TAROC launched in 2017 after the Young Audiences of Rochester program went belly up, which among other things created a huge deficit in arts education in the region.
Executive Director Larry Moss says the organization is working to establish itself as a nonprofit. Good Causes, an affiliate of the New York Council of Nonprofits, currently acts as its fiscal sponsor, allowing tax-deductible donations to TAROC.
“We picked an inopportune time in history to start this program and get into public buildings.” Moss says, referring to the COVID-19 pandemic, which arrived here in early 2020. “So, a lot of our contacts over the last year have been virtual. We’ve fortunately been able to get together on a regular basis to discuss and critique.”
The team looks forward to getting back to four walls and a roof soon.
“We started with just the teaching artists who wanted to get back in the classroom, which others had through other organizations,” Anthony says, “Thankfully, we had some programs that worked right away like museum shows, library shows.”
Adds Moss: “Things are opening up now. And we’re seeing more artists as well as participants coming in.”
Like his character, Vincent, children’s singer/songwriter and TAROC member Paul Nunes feels strongly that the emphasis on testing in schools, and focus on math, science and technology is too limited. He believes in a more artistic slant to programs that wind up in front of students.
Nunes writes and performs original music for children ages 2 to 7. His work aims to stimulate creative thought, build a sense of community, and develop fundamental physical skills.
Artists in the program set their own rates. Funds come from school budgets for programming, school fundraisers, parent organizations, and grants. With collaborations, the group works together to find funding, usually through grant writing or business support to cover artist fees. Sometimes Anthony just has to pick up the phone.
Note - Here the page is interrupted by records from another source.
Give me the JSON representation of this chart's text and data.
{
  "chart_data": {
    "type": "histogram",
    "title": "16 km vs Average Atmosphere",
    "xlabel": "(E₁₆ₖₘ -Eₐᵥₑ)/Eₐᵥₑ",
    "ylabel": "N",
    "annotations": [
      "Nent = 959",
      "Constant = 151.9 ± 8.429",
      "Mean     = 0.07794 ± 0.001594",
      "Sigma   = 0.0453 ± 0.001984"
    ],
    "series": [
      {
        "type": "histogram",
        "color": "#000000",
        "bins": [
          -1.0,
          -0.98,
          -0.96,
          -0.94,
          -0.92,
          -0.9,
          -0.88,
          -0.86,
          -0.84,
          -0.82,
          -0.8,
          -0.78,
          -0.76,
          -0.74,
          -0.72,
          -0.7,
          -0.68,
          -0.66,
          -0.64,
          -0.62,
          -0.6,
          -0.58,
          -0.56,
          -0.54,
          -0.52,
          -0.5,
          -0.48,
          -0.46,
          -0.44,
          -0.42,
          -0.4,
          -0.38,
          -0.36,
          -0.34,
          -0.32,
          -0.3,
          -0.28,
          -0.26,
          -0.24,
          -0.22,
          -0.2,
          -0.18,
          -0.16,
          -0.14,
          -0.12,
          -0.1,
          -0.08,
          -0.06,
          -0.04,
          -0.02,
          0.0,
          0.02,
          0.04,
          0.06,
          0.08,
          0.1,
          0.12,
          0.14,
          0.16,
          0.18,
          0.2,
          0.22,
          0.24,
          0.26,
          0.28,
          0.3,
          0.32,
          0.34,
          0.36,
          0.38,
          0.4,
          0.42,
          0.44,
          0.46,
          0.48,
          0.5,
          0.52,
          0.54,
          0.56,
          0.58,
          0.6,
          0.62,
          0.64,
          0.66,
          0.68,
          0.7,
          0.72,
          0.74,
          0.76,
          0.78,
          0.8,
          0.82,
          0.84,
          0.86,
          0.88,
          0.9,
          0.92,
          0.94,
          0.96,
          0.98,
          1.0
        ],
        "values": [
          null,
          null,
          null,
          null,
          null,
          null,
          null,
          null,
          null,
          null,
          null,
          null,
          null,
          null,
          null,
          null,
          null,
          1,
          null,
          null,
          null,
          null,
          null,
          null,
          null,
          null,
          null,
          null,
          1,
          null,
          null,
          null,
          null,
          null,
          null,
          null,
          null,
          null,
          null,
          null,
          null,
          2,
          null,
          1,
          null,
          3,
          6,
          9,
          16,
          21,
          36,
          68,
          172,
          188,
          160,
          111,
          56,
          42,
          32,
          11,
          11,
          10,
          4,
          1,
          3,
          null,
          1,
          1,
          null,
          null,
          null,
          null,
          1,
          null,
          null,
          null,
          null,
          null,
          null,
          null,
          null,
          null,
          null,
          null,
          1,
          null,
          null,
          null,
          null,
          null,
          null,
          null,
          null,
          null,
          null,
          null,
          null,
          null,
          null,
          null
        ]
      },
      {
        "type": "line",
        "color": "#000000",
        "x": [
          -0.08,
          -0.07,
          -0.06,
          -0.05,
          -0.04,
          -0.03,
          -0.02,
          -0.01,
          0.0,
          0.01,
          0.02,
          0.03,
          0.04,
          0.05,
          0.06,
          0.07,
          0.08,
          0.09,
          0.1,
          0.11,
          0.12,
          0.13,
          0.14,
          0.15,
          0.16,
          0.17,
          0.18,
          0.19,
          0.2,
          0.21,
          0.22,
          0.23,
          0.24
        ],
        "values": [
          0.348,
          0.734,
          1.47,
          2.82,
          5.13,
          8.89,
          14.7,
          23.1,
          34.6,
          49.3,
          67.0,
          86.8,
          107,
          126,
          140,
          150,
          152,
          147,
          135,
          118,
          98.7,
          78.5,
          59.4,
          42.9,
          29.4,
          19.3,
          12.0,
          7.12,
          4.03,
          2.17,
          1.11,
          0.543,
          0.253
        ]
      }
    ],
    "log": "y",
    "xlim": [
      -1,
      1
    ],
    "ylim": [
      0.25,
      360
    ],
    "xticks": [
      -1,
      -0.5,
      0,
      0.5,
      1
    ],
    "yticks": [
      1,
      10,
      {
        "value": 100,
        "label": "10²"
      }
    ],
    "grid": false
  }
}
“In our first few years, we’ve received grants from Monroe County, as well as private donations to help us get started,” she says. “Rochester Area Community Foundation has been a huge help in identifying grants that are appropriate for us. We don’t have a lot of history yet. Much of it has just been during a pandemic. As a result, we’ve seen a huge variation in our funding sources.”
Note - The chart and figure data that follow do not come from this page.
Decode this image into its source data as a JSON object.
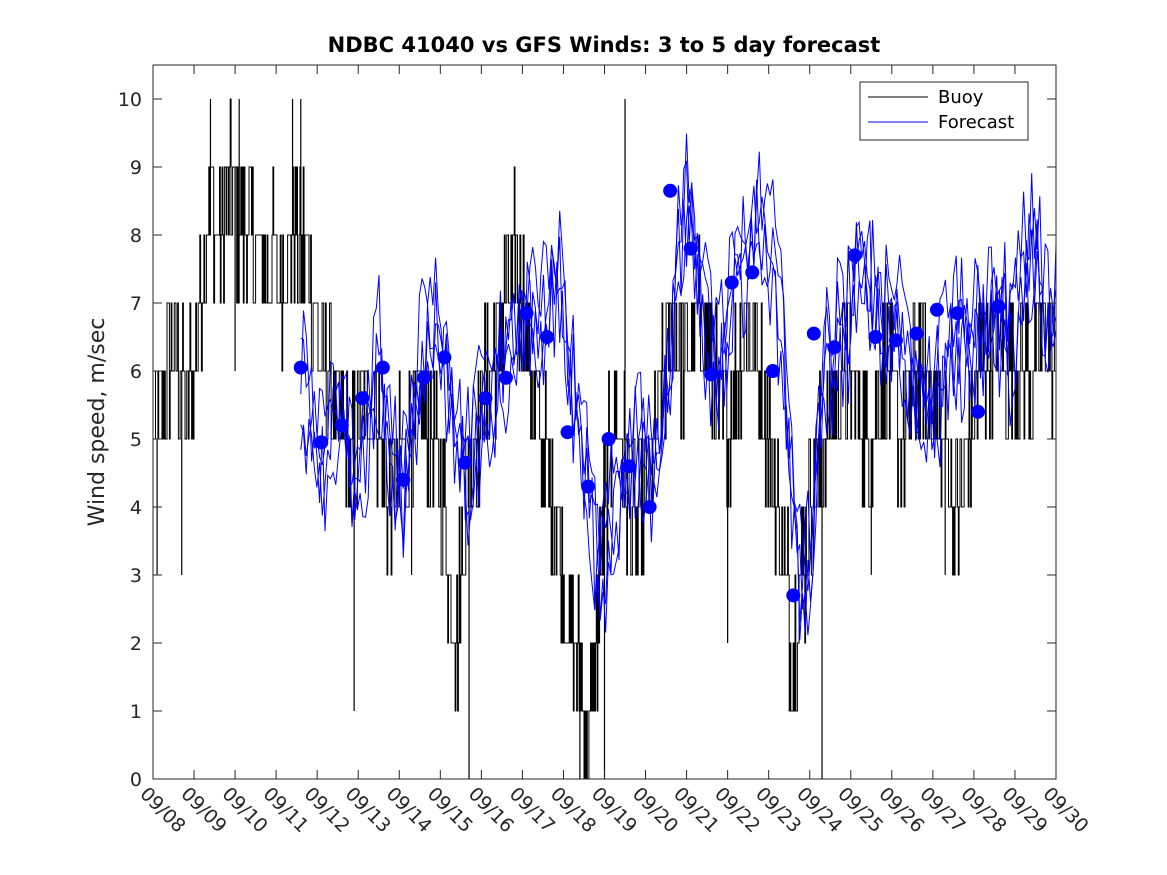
{
  "chart_data": {
    "type": "line",
    "title": "NDBC 41040 vs GFS Winds: 3 to 5 day forecast",
    "xlabel": "",
    "ylabel": "Wind speed, m/sec",
    "ylim": [
      0,
      10.5
    ],
    "yticks": [
      0,
      1,
      2,
      3,
      4,
      5,
      6,
      7,
      8,
      9,
      10
    ],
    "xlim": [
      0,
      22
    ],
    "xtick_labels": [
      "09/08",
      "09/09",
      "09/10",
      "09/11",
      "09/12",
      "09/13",
      "09/14",
      "09/15",
      "09/16",
      "09/17",
      "09/18",
      "09/19",
      "09/20",
      "09/21",
      "09/22",
      "09/23",
      "09/24",
      "09/25",
      "09/26",
      "09/27",
      "09/28",
      "09/29",
      "09/30"
    ],
    "legend": {
      "position": "top-right",
      "entries": [
        {
          "label": "Buoy",
          "color": "#000000"
        },
        {
          "label": "Forecast",
          "color": "#0000ff"
        }
      ]
    },
    "buoy_color": "#000000",
    "forecast_color": "#0000ff",
    "buoy_anchors": [
      [
        0.0,
        5
      ],
      [
        0.3,
        6
      ],
      [
        0.5,
        6.5
      ],
      [
        0.8,
        5.5
      ],
      [
        1.0,
        6
      ],
      [
        1.2,
        7.5
      ],
      [
        1.4,
        8.5
      ],
      [
        1.6,
        8
      ],
      [
        1.8,
        8.5
      ],
      [
        2.0,
        8.5
      ],
      [
        2.2,
        8
      ],
      [
        2.4,
        8
      ],
      [
        2.6,
        7.5
      ],
      [
        2.9,
        7.5
      ],
      [
        3.2,
        7.5
      ],
      [
        3.4,
        8
      ],
      [
        3.6,
        8
      ],
      [
        3.8,
        7.5
      ],
      [
        4.0,
        6.5
      ],
      [
        4.2,
        6
      ],
      [
        4.4,
        5.5
      ],
      [
        4.6,
        5
      ],
      [
        4.8,
        4.5
      ],
      [
        5.0,
        5
      ],
      [
        5.2,
        5.5
      ],
      [
        5.4,
        5.5
      ],
      [
        5.6,
        4.5
      ],
      [
        5.8,
        4
      ],
      [
        6.0,
        4.5
      ],
      [
        6.2,
        5
      ],
      [
        6.4,
        5
      ],
      [
        6.6,
        5.5
      ],
      [
        6.8,
        5
      ],
      [
        7.0,
        4.5
      ],
      [
        7.2,
        3
      ],
      [
        7.4,
        2
      ],
      [
        7.6,
        4
      ],
      [
        7.8,
        5
      ],
      [
        8.0,
        5.5
      ],
      [
        8.2,
        6
      ],
      [
        8.4,
        6.5
      ],
      [
        8.6,
        7
      ],
      [
        8.8,
        7.5
      ],
      [
        9.0,
        7
      ],
      [
        9.2,
        6
      ],
      [
        9.4,
        5
      ],
      [
        9.6,
        4.5
      ],
      [
        9.8,
        4
      ],
      [
        10.0,
        3
      ],
      [
        10.2,
        2
      ],
      [
        10.4,
        1.5
      ],
      [
        10.6,
        0.5
      ],
      [
        10.8,
        2
      ],
      [
        11.0,
        4
      ],
      [
        11.2,
        5.5
      ],
      [
        11.4,
        5
      ],
      [
        11.6,
        4
      ],
      [
        11.8,
        3.5
      ],
      [
        12.0,
        4
      ],
      [
        12.2,
        5
      ],
      [
        12.4,
        6
      ],
      [
        12.6,
        6.5
      ],
      [
        12.8,
        6.5
      ],
      [
        13.0,
        6
      ],
      [
        13.2,
        6.5
      ],
      [
        13.4,
        6.5
      ],
      [
        13.6,
        6
      ],
      [
        13.8,
        5.5
      ],
      [
        14.0,
        5
      ],
      [
        14.2,
        6
      ],
      [
        14.4,
        6.5
      ],
      [
        14.6,
        6.5
      ],
      [
        14.8,
        6
      ],
      [
        15.0,
        5
      ],
      [
        15.2,
        4
      ],
      [
        15.4,
        3
      ],
      [
        15.6,
        2
      ],
      [
        15.8,
        3
      ],
      [
        16.0,
        4
      ],
      [
        16.2,
        4.5
      ],
      [
        16.4,
        5
      ],
      [
        16.6,
        5.5
      ],
      [
        16.8,
        6
      ],
      [
        17.0,
        6
      ],
      [
        17.2,
        5.5
      ],
      [
        17.4,
        5
      ],
      [
        17.6,
        5.5
      ],
      [
        17.8,
        6
      ],
      [
        18.0,
        5.5
      ],
      [
        18.2,
        5
      ],
      [
        18.4,
        5.5
      ],
      [
        18.6,
        6
      ],
      [
        18.8,
        6
      ],
      [
        19.0,
        5.5
      ],
      [
        19.2,
        5
      ],
      [
        19.4,
        4.5
      ],
      [
        19.6,
        4
      ],
      [
        19.8,
        4.5
      ],
      [
        20.0,
        5.5
      ],
      [
        20.2,
        6
      ],
      [
        20.4,
        6.5
      ],
      [
        20.6,
        6.5
      ],
      [
        20.8,
        6
      ],
      [
        21.0,
        6.5
      ],
      [
        21.2,
        6
      ],
      [
        21.4,
        6
      ],
      [
        21.6,
        6.5
      ],
      [
        21.8,
        6.5
      ],
      [
        22.0,
        6
      ]
    ],
    "buoy_spikes": [
      [
        1.4,
        10
      ],
      [
        1.9,
        10
      ],
      [
        2.1,
        10
      ],
      [
        3.4,
        10
      ],
      [
        3.6,
        10
      ],
      [
        4.9,
        1
      ],
      [
        7.7,
        0
      ],
      [
        11.5,
        10
      ],
      [
        16.3,
        0
      ],
      [
        2.0,
        6
      ],
      [
        0.7,
        3
      ],
      [
        0.1,
        3
      ],
      [
        4.4,
        5
      ],
      [
        6.3,
        3
      ],
      [
        10.4,
        0
      ],
      [
        11.0,
        0
      ],
      [
        14.0,
        2
      ],
      [
        15.6,
        1
      ],
      [
        17.5,
        3
      ],
      [
        19.3,
        3
      ]
    ],
    "forecast_points": [
      [
        3.6,
        6.05
      ],
      [
        4.1,
        4.95
      ],
      [
        4.6,
        5.2
      ],
      [
        5.1,
        5.6
      ],
      [
        5.6,
        6.05
      ],
      [
        6.1,
        4.4
      ],
      [
        6.6,
        5.9
      ],
      [
        7.1,
        6.2
      ],
      [
        7.6,
        4.65
      ],
      [
        8.1,
        5.6
      ],
      [
        8.6,
        5.9
      ],
      [
        9.1,
        6.85
      ],
      [
        9.6,
        6.5
      ],
      [
        10.1,
        5.1
      ],
      [
        10.6,
        4.3
      ],
      [
        11.1,
        5.0
      ],
      [
        11.6,
        4.6
      ],
      [
        12.1,
        4.0
      ],
      [
        12.6,
        8.65
      ],
      [
        13.1,
        7.8
      ],
      [
        13.6,
        5.95
      ],
      [
        14.1,
        7.3
      ],
      [
        14.6,
        7.45
      ],
      [
        15.1,
        6.0
      ],
      [
        15.6,
        2.7
      ],
      [
        16.1,
        6.55
      ],
      [
        16.6,
        6.35
      ],
      [
        17.1,
        7.7
      ],
      [
        17.6,
        6.5
      ],
      [
        18.1,
        6.45
      ],
      [
        18.6,
        6.55
      ],
      [
        19.1,
        6.9
      ],
      [
        19.6,
        6.85
      ],
      [
        20.1,
        5.4
      ],
      [
        20.6,
        6.95
      ]
    ],
    "forecast_series_count": 4,
    "forecast_anchors": [
      [
        3.6,
        6.0
      ],
      [
        3.9,
        5.2
      ],
      [
        4.2,
        4.7
      ],
      [
        4.5,
        5.5
      ],
      [
        4.8,
        4.6
      ],
      [
        5.0,
        4.0
      ],
      [
        5.3,
        5.2
      ],
      [
        5.5,
        6.2
      ],
      [
        5.8,
        4.8
      ],
      [
        6.1,
        4.2
      ],
      [
        6.3,
        5.2
      ],
      [
        6.6,
        6.3
      ],
      [
        6.9,
        6.8
      ],
      [
        7.1,
        6.2
      ],
      [
        7.4,
        5.3
      ],
      [
        7.6,
        4.6
      ],
      [
        7.8,
        4.9
      ],
      [
        8.1,
        5.4
      ],
      [
        8.4,
        6.0
      ],
      [
        8.7,
        6.3
      ],
      [
        9.0,
        6.7
      ],
      [
        9.3,
        6.7
      ],
      [
        9.6,
        7.2
      ],
      [
        9.9,
        7.6
      ],
      [
        10.1,
        6.3
      ],
      [
        10.4,
        5.0
      ],
      [
        10.6,
        4.2
      ],
      [
        10.9,
        3.0
      ],
      [
        11.1,
        3.5
      ],
      [
        11.4,
        4.4
      ],
      [
        11.6,
        4.7
      ],
      [
        11.9,
        5.0
      ],
      [
        12.1,
        4.6
      ],
      [
        12.4,
        5.1
      ],
      [
        12.6,
        6.0
      ],
      [
        12.8,
        8.2
      ],
      [
        13.0,
        8.3
      ],
      [
        13.3,
        7.6
      ],
      [
        13.5,
        6.5
      ],
      [
        13.8,
        6.3
      ],
      [
        14.0,
        6.8
      ],
      [
        14.2,
        7.4
      ],
      [
        14.5,
        7.7
      ],
      [
        14.7,
        8.3
      ],
      [
        15.0,
        8.0
      ],
      [
        15.2,
        7.2
      ],
      [
        15.4,
        6.0
      ],
      [
        15.6,
        4.2
      ],
      [
        15.8,
        2.6
      ],
      [
        16.0,
        3.3
      ],
      [
        16.2,
        5.0
      ],
      [
        16.4,
        6.1
      ],
      [
        16.7,
        6.5
      ],
      [
        17.0,
        6.7
      ],
      [
        17.2,
        7.4
      ],
      [
        17.5,
        7.2
      ],
      [
        17.8,
        6.8
      ],
      [
        18.1,
        6.9
      ],
      [
        18.4,
        6.2
      ],
      [
        18.6,
        5.6
      ],
      [
        18.9,
        5.3
      ],
      [
        19.2,
        5.9
      ],
      [
        19.4,
        6.5
      ],
      [
        19.7,
        6.4
      ],
      [
        20.0,
        6.6
      ],
      [
        20.3,
        6.9
      ],
      [
        20.6,
        6.9
      ],
      [
        20.9,
        6.3
      ],
      [
        21.2,
        7.4
      ],
      [
        21.5,
        8.0
      ],
      [
        21.8,
        6.5
      ],
      [
        22.0,
        7.0
      ]
    ]
  }
}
As TAROC builds its foundation, it is being creative in finding dollars. The organization is looking forward to a time when funding sources are more consistent and predictable, Anthony says. TAROC, like other nonprofits, is currently busy with its annual appeal.
For artists, TAROC is a powerful motivator that has kept them afloat as they keep audiences afloat. It begins with an individual’s story to hook the community with a curriculum. According to Moss, artists can help rebuild and heal communities.
“It’s the desire to weave a story,” he says. “It’s a part of human nature. I’d like to see our roster of artists double and triple in size, putting artists in classrooms every day—maybe not every day at this point, but in the next three years. I think it’s all a form of storytelling used to build the community up, fiscally and artistically.”
Anthony poses the question: “How many teachers or people do you know who are good at everything?”
Frank De Blase is Rochester Beacon music writer.